LONDON, June 20 (UPI) -- WikiLeaks is helping Edward Snowden, the self-declared U.S. spy-program leaks source, broker asylum in Iceland, anti-secrecy group founder Julian Assange said.

"I feel a great deal of personal sympathy with Mr. Snowden," Assange told reporters in a conference call from Ecuador's embassy in London on the first anniversary of being holed up in the compound to avoid being sent to Sweden to face questioning in a sexual-offense investigation.

"We are in touch with Mr. Snowden's legal team and are involved in the process of brokering his asylum in Iceland," Assange said, adding WikiLeaks and Snowden's team were reviewing both the legal and practical obstacles of such asylum.

The Icelandic Embassy in Washington said Reykjavik was approached by Snowden advocates but would comment no further.
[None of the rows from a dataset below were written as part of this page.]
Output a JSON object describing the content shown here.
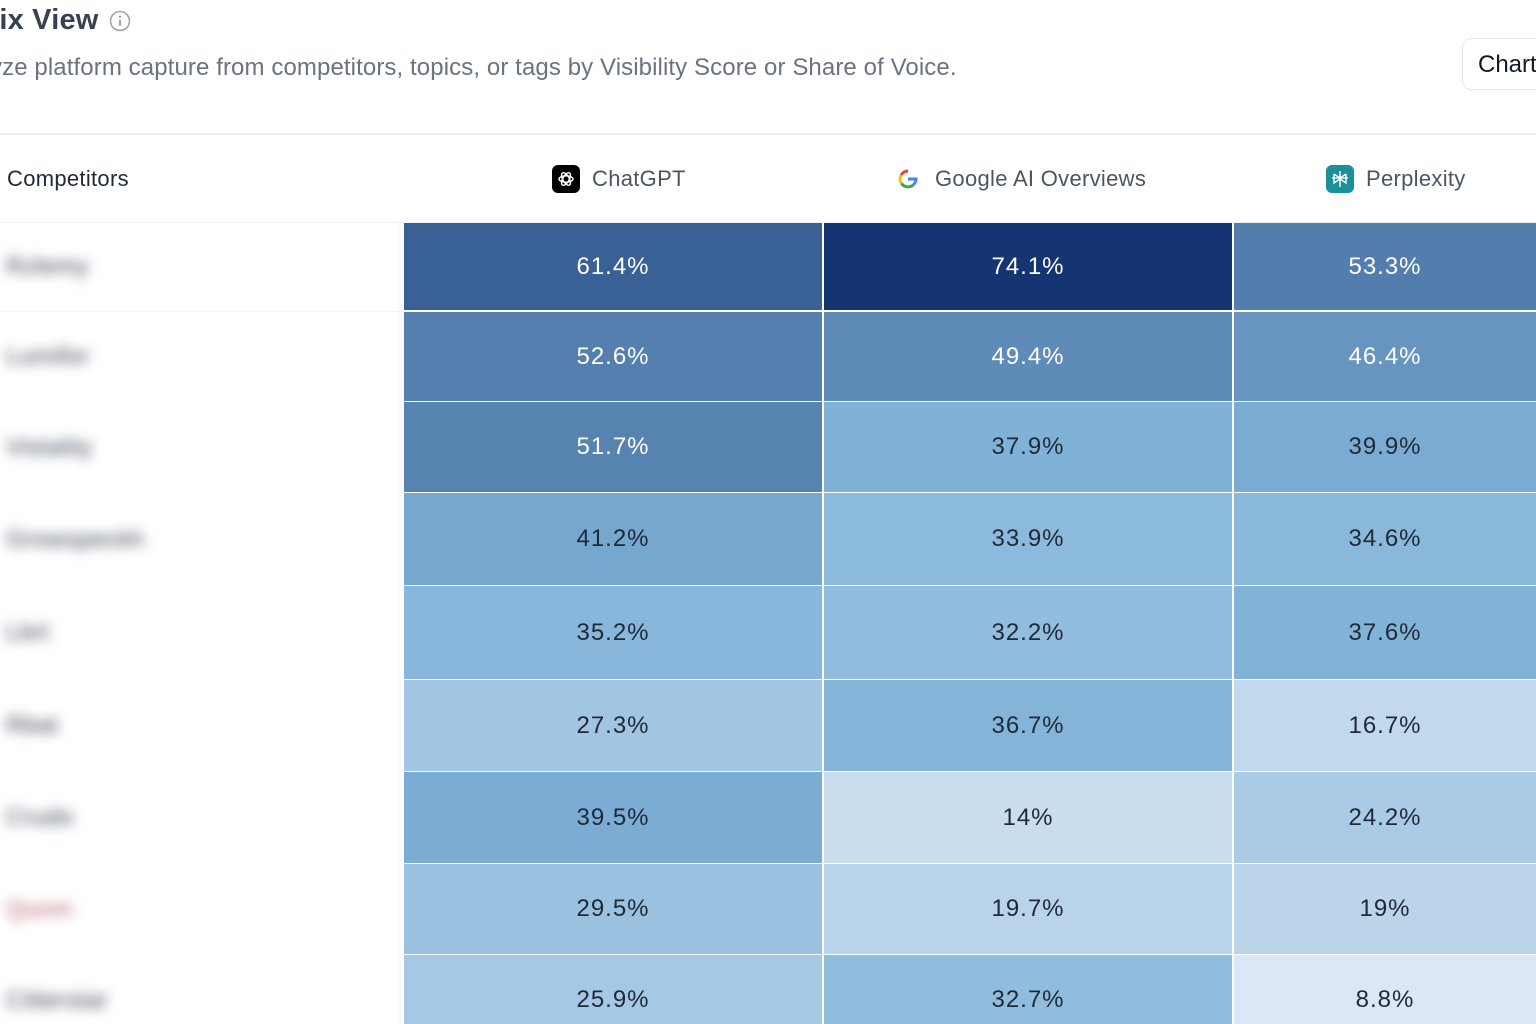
{
  "header": {
    "title": "trix View",
    "subtitle": "yze platform capture from competitors, topics, or tags by Visibility Score or Share of Voice.",
    "chart_button_label": "Chart"
  },
  "columns": {
    "first": "Competitors",
    "platforms": [
      {
        "label": "ChatGPT",
        "icon": "chatgpt-logo-icon"
      },
      {
        "label": "Google AI Overviews",
        "icon": "google-logo-icon"
      },
      {
        "label": "Perplexity",
        "icon": "perplexity-logo-icon"
      }
    ]
  },
  "rows": [
    {
      "name": "Rzlemy",
      "values": [
        "61.4%",
        "74.1%",
        "53.3%"
      ],
      "nums": [
        61.4,
        74.1,
        53.3
      ]
    },
    {
      "name": "Lumifor",
      "values": [
        "52.6%",
        "49.4%",
        "46.4%"
      ],
      "nums": [
        52.6,
        49.4,
        46.4
      ]
    },
    {
      "name": "Vistality",
      "values": [
        "51.7%",
        "37.9%",
        "39.9%"
      ],
      "nums": [
        51.7,
        37.9,
        39.9
      ]
    },
    {
      "name": "Growspeckh",
      "values": [
        "41.2%",
        "33.9%",
        "34.6%"
      ],
      "nums": [
        41.2,
        33.9,
        34.6
      ]
    },
    {
      "name": "Lbrt",
      "values": [
        "35.2%",
        "32.2%",
        "37.6%"
      ],
      "nums": [
        35.2,
        32.2,
        37.6
      ]
    },
    {
      "name": "Rbat",
      "values": [
        "27.3%",
        "36.7%",
        "16.7%"
      ],
      "nums": [
        27.3,
        36.7,
        16.7
      ]
    },
    {
      "name": "Crudo",
      "values": [
        "39.5%",
        "14%",
        "24.2%"
      ],
      "nums": [
        39.5,
        14,
        24.2
      ]
    },
    {
      "name": "Qunm",
      "values": [
        "29.5%",
        "19.7%",
        "19%"
      ],
      "nums": [
        29.5,
        19.7,
        19
      ]
    },
    {
      "name": "Citterstar",
      "values": [
        "25.9%",
        "32.7%",
        "8.8%"
      ],
      "nums": [
        25.9,
        32.7,
        8.8
      ]
    }
  ],
  "colors": {
    "scale_low": "#dde8f5",
    "scale_mid": "#7fb2d8",
    "scale_high": "#12316f",
    "text_dark": "#1f2937",
    "text_light": "#ffffff"
  }
}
Icelandic Ambassador to China Kristin Arnadottir told Hong Kong's South China Morning Post an asylum applicant must already be in Iceland to be considered.

In an email she said Iceland's Interior Ministry handled all asylum applications.

The ministry had no immediate comment.

Asked if Snowden could fly to Iceland without being stopped by U.S. or allied officials, Assange said, "All those issues are being looked at by the people involved."

Snowden, a rogue former National Security Agency contractor, told British newspaper The Guardian, when he first leaked hundreds of classified documents on NSA surveillance, he wanted to seek asylum in a nation that shared his values. He said he thought Iceland was more aligned with his values than other countries.

He also expressed concerns about whether he would be safe there.

Snowden, 29, is believed hiding in Hong Kong. He has acknowledged he is likely to be prosecuted for the unauthorized disclosures.

U.S. officials have confirmed he is under investigation, but they have not charged him, at least publicly.

Assange, 41, declined to say if he had direct contact with Snowden. He also declined to say if Wikileaks was in touch with Snowden before he provided the phone and Internet surveillance details to The Guardian and The Washington Post.

"As a matter of policy, we do not discuss issues which may relate to sourcing," Assange said.

Assange also urged the Obama administration to drop its investigation into WikiLeaks.